Gynecomastia is the excessive enlargement of breast tissue in men. Some temporary enlargement is often seen in adolescent males at the time of puberty due to hormonal stimulation but in some males, this becomes persistent and even worsens over time due to a variety of factors. While the cause of gynecomastia is unknown and benign in most men, it may be related to medication use, hormonal imbalance, supplements, or other medical conditions. Patients most often seek correction due to the abnormal appearance and occasional tenderness and pain associated with this condition.
When you are first evaluated, we will examine you and ask you about underlying medical conditions or medications that may be contributing to your gynecomastia. In some cases, we may have you seen by another physician, such as an endocrinologist, if we feel that your gynecomastia may be a symptom of an underlying medical condition. Of course, it is important that if there is an identifiable cause to the condition that this be treated first prior to undergoing surgical correction.
Best candidates are otherwise healthy and should be at a stable weight. In adolescent males, we prefer to wait until the breast enlargement has stabilized, usually in the mid teens.
It’s more common than you think! Around 20,000 gynecomastia procedures were performed in the US in 2019. This compares to 110,000 breast reduction procedures in women.
Types of Gynecomastia Correction
The way we perform your gynecomastia correction depends on the amount and location of the excess tissue that will need to be removed.
In the simplest case, the excess tissue is confined to a limited area just under the areola in the central part of the breast. This dense, fibrous tissue can be removed from this area through a direct excision approach, usually through a small incision along the lower edge of the areola. The incision is made, the tissue removed under direct visualization, and the incision is closed with dissolving sutures. This can often be done in our office under local anesthesia during a 1-2 hour procedure.

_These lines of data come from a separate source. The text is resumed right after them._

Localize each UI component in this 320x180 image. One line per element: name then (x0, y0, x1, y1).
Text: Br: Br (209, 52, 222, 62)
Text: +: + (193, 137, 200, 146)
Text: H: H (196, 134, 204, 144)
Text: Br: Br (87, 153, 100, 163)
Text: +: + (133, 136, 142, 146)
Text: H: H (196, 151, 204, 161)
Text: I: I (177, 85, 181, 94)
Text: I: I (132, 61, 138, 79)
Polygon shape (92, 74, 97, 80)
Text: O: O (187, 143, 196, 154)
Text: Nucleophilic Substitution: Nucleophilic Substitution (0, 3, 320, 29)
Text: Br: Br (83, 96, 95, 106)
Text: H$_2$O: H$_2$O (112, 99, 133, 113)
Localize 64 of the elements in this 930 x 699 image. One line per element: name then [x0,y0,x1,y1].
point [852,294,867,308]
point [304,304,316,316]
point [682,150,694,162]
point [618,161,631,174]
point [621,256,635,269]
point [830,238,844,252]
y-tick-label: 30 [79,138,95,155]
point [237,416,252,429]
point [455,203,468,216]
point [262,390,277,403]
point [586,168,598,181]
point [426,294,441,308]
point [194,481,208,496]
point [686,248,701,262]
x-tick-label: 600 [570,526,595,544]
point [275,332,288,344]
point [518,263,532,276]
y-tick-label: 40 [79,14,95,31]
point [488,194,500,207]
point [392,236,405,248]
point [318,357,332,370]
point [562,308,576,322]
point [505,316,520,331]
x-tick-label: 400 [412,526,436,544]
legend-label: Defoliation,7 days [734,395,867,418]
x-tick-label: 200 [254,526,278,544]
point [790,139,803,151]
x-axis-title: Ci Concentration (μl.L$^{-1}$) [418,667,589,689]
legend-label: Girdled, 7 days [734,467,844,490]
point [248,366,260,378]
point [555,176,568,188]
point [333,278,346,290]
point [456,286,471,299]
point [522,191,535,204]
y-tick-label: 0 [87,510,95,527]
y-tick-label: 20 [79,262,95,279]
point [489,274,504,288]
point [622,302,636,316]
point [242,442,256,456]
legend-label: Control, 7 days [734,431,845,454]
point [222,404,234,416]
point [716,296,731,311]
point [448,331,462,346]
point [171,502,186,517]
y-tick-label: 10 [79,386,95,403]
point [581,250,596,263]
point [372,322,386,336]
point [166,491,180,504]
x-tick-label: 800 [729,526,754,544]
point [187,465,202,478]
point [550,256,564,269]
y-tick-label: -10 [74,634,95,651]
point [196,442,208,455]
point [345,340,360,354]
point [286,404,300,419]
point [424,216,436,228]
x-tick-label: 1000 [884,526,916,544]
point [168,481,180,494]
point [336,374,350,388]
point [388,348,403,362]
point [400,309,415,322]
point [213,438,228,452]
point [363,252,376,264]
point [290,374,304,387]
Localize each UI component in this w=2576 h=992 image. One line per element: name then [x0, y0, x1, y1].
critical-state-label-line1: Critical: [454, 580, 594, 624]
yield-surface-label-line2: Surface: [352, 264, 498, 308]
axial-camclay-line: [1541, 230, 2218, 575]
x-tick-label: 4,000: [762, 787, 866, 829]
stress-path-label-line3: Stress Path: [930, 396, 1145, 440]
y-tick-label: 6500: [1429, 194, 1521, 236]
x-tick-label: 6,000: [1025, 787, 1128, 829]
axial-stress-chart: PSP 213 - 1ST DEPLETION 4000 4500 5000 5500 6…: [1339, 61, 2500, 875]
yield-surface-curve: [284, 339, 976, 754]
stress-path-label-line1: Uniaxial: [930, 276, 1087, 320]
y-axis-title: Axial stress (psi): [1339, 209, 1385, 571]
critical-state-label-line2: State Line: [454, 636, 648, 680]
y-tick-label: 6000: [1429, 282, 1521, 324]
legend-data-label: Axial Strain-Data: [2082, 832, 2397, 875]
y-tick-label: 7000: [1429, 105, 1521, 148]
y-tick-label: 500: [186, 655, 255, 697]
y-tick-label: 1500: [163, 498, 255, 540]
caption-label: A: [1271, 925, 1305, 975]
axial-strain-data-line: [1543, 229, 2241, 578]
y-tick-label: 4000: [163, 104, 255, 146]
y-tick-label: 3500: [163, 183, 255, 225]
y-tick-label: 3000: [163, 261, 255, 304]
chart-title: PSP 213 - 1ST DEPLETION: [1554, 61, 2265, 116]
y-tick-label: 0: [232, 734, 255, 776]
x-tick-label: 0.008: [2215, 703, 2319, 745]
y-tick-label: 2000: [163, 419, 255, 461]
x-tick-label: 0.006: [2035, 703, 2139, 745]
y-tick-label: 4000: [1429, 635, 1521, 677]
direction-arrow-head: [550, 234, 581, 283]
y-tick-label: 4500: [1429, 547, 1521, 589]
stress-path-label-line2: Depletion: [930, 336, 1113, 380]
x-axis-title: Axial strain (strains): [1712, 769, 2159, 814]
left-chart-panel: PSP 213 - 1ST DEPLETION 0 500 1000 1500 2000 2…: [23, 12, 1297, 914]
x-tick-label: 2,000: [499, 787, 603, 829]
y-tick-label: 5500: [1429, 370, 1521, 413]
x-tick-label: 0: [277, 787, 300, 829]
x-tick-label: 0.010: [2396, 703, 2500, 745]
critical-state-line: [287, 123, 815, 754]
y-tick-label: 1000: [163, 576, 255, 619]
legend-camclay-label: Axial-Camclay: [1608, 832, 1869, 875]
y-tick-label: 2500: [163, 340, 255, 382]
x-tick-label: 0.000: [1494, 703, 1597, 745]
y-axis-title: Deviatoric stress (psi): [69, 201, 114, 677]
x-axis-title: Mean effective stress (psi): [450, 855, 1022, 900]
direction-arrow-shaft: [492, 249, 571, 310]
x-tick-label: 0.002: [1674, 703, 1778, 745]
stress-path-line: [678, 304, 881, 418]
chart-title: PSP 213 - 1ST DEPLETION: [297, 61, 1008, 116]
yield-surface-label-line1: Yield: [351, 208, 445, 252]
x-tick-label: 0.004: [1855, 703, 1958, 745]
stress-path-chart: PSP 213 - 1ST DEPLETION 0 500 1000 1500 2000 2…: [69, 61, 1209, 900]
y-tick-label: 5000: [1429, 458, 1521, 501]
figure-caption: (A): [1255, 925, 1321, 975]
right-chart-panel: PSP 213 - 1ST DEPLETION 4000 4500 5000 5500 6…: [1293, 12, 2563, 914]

In cases where there is a greater amount of tissue distributed on the chest wall, we often approach this using liposuction. This is done in the operating room under a general anesthetic, as we have found it difficult to adequately anesthetize this large area sufficiently to allow comfortable removal of this fibrous tissue. One or two small incisions are made on each side, a dilute local anesthetic is infiltrated, and excess tissue is removed with liposuction during this 1-2 hour procedure.
Liposuction plus direct excision
We sometimes use a combination of both liposuction and direct excision to remove the excess tissue. Suctioning is first performed to remove the more widely distributed tissue on the chest wall, then the concentration of dense tissue in the central part of the breast is removed through an incision along the lower edge of the areola. This procedure is done in the operating room under a general anesthetic and takes 1-2 hours. In most cases, the skin is able to shrink up adequately with this approach after the underlying tissue is removed, making removal of the excess skin unnecessary
Removal of tissue and skin
In a small number of cases the degree of gynecomastia is significant and removal of this excess underlying breast tissue leaves redundant skin which must be removed. In these cases we may have to leave longer scars located around the areola and on the underside of the breast. We try to avoid doing this whenever possible, as skin is usually capable of shrinking a significant amount making actual removal unnecessary. When this technique is used we do our best to minimize scar length and make the scars fade as well as possible. These cases tend to take a bit longer, usually 2-3 hours, and are done under a general anesthetic.